Когда Лэйни работал на “Слитскан”, его супервайзера звали Кэти Торранс. Светлейшая из светлых блондинок. Бледность на грани полной прозрачности, при определенных углах освещения начинало казаться, что в ней течет не кровь, а некая странная жидкость цвета свежей соломы. На ее левом бедре было пронзительно синее изображение чего-то гнутого и крученого, со множеством шипов. Дико дорогая дикарская пиктограмма. Доступная наблюдению ежепятнично, когда Кэти приходила на работу в шортах.
Она всю дорогу жаловалась, что известность очень быстро снашивается. Зациклилась, как думал Лэйни, на расхожем мнении многих поколений своих коллег.
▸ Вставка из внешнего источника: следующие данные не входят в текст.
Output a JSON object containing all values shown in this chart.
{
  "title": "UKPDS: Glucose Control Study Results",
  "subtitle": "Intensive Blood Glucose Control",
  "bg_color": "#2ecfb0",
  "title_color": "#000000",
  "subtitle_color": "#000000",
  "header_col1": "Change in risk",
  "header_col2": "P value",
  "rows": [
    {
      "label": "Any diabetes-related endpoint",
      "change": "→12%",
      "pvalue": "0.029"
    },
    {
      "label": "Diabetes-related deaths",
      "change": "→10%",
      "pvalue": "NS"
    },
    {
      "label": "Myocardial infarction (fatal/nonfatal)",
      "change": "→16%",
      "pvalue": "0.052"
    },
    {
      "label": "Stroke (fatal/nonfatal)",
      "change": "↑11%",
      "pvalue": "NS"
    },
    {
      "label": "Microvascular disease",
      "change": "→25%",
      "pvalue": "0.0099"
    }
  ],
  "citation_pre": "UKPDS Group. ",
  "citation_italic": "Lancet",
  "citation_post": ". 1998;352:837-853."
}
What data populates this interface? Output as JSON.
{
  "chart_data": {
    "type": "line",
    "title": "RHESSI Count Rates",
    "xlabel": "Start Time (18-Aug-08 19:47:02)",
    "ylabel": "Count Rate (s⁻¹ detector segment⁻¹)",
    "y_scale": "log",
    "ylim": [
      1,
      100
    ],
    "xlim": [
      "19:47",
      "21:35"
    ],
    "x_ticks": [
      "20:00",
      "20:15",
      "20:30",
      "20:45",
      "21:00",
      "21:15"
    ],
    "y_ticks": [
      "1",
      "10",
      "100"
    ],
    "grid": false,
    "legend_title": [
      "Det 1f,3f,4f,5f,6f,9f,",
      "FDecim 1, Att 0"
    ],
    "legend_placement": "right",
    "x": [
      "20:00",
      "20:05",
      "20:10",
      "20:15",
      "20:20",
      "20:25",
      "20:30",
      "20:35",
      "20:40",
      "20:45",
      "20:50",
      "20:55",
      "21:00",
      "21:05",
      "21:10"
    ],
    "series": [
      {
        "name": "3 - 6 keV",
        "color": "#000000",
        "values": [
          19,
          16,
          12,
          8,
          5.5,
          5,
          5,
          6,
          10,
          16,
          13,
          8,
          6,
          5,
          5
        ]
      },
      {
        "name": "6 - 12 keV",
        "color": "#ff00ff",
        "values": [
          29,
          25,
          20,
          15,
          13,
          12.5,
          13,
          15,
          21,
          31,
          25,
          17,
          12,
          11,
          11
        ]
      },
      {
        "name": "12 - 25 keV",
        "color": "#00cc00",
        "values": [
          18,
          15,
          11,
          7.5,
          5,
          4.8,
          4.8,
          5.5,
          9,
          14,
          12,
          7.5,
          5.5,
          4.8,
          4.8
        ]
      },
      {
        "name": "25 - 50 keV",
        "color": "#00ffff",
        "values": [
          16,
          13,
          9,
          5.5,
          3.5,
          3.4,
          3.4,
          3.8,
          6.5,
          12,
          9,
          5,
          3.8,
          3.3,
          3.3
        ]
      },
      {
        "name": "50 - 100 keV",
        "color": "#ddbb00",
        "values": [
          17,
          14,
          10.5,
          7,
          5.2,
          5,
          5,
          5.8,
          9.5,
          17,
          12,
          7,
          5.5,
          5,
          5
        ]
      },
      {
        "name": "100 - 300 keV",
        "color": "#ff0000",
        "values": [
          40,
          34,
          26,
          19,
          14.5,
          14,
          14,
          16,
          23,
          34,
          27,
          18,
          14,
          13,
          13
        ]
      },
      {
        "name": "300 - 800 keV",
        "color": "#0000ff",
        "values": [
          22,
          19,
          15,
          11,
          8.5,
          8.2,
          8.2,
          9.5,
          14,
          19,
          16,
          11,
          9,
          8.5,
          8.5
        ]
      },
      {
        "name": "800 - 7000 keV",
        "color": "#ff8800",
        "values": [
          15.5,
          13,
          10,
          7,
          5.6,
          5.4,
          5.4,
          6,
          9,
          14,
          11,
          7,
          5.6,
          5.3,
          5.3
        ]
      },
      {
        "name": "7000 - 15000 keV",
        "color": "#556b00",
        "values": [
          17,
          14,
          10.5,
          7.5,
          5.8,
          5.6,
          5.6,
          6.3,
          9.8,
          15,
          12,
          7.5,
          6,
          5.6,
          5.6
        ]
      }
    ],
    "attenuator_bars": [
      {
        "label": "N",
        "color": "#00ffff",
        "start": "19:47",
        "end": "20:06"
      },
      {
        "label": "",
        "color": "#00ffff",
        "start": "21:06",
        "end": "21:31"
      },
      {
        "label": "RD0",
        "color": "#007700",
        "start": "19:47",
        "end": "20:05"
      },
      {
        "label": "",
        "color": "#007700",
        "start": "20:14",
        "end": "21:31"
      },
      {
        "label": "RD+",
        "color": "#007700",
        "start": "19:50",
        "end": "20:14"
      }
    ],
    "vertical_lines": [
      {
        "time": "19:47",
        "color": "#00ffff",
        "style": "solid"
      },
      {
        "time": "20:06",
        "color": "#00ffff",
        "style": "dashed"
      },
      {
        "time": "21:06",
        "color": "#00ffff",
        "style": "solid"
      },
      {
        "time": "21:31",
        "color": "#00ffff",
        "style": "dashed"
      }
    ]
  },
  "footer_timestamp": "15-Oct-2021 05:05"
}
В тот раз она сидела, закинув ноги на край своего мультистола. Абсолютно точные, разве что крошечные, копии футбольных ботинок, застегнутые на подъеме, с крепкой шнуровкой по щиколоткам. Лэйни смотрел на ее ноги, длинный, упругий взлет от грубошерстяных носков к бахроме коротко обрезанных джинсов. Татуировка казалась чем-то инопланетным, таким себе знаком или посланием, выжженным на подручном материале кем-то из дальнего космоса на радость человечеству – пусть себе сидит и разгадывает.
Он спросил, что она имеет в виду. Кэти не спеша извлекла из упаковки беленькую, с мятным ароматом зубочистку. Лэйни сильно подозревал, что глаза, смотревшие на него сквозь мятного цвета линзы, были в действительности серыми.
– Теперь больше нету настоящих знаменитостей. Ты что, сам этого не замечаешь?
– Нет.
– Я имею в виду настоящих знаменитостей. Славы почти не осталось, если в старом смысле этого слова. Так, немножко, по мелочам.
– В старом смысле?
– Мы, Лэйни, мы – масс-медиа. Мы делаем этих засранцев знаменитыми. Подтолкнуть, вытащить, рутинная работа. Они приходят к нам, чтобы мы их слепили из чего уж там есть.
Шипастые подошвы взбрыкнули и пропали. Кэти подобрала ботинки под себя, каблуками к джинсовым бедрам, белесые коленки скрыли ее рот. И как она не сверзится со стула, неудобно же так сидеть.
– Ну и что, – заметил Лэйни, возвращаясь к своему дисплею. – Как ни крути, слава, она и есть слава.
– А она что, настоящая?
Лэйни недоуменно обернулся.
– Мы научились чеканить из этого дерьма деньги, – продолжила Кэти. – Валюта нашего околотка. А теперь мы нашлепали ее слишком много, даже аудитория начинает догадываться. Это видно по рейтингам.
Лэйни кивнул, мечтая, чтобы она оставила свой треп, дала ему поработать.
– А потому, – сказала Кэти, – иногда мы решаем уничтожить какую-нибудь ее часть.
За ней, за анодированной сеткой “Клетки”, за обрамляющим прямоугольником стекла, не пропускающего внутрь ни молекулы атмосферных загрязнений, висело пустое, безукоризненно гладкое небо Бербанка, образчик небесно-голубого пигмента, предоставленный прорабом Вселенной.
Обрубок уха зарос по краю розовой, гладкой, как воск, кожицей. Странно, можно же было пришить, а потерялось – так реконструировать.
– Чтобы не забыть, – сказал австралиец, по глазам читая мысли Лэйни.